# Avg. length of snowmachine



## wally-eye

Does anyone have an idea what the length of the average snowmachine is?

Like if you have access to an enclosed trailer and wanted to drive a machine in there AND be able to secure and latch the door.......

So the average length if the skis were just touching the front wall of the trailer........I know that every machine will have a somewhat different length but I just want a "GENERAL" avg what to figure. Even in feet would work, 5ft, 6ft, 7ft. etc etc. Say I had access to an enclosed trailer that is EXACTLY 8ft long from the front wall to the back doors would the average snowmachine fit???...Might see about getting a beater snowmachine to use ice fishing pulling my Frabill due to all the snow so far this year.

I've owned a couple but that was many years ago.....and my feeble mind is null and void lately :lol:......
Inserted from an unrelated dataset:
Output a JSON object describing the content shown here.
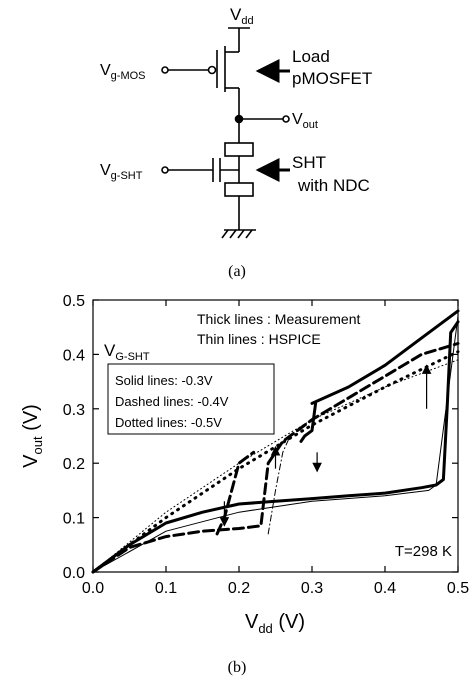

Thanks for anyone that responds.

Dan


----------



## Laketrotter

I have a old Phazer and it is just over 8 ft. A longer trailer gives you a little extra room for gear and make loading a little easier.But a 8 ft. trailer would work, you can angle it a little to make it fit.


----------



## wally-eye

Thanks for that. Right now I have a 5X8 back drop gate utility trailer that would work for an 8ft or slightly longer sled as the front of the trailer is open and the only crossbar across the front is probably 12 inches up.........

Thanks again.

Dan


----------



## SalmonBum

My enclosed is 10'. The short track fits in with room to spare (but not much). The long track uses it all.


----------



## paulywood

I bought a beater snowmobile last year for ice fishing and hauled it in an 8' utility trailer. I couldn't quite put the tailgate on. My sled is an 87 Ski-Doo Formula Plus. I bought a small 4 x 8 trailer this fall that I modified to fit the sled. Have the ski's hanging over the front end a little so it fits. I was looking for a 10' long trailer but got a good deal on this one. If you can stick the ski's out the front and it's a regular, 1 person sled, you should be alright.


----------



## ricochet

Do not know why my first answer was deleted but will try again .Gotta shoot for 10ft. my machine is 10ft to the tip of ski,s. Had the same problem with a 8ft utility trailer ended up having to add 2 ft to the front of trailer. Little heavier on the tongue but works good now


----------



## wally-eye

Thanks guys. Like I said I have a 5X8 back drop gate trailer that I use for my quad. I'm thinking of getting a beater snowmachine just for ice fishing on days when the snows too deep for the quad. As I said the front of the drop gate trailer is basically open and the cross bar is up around 12 inches or so from the floor so the skis would have room to stick out the front.

Thanks guys......


----------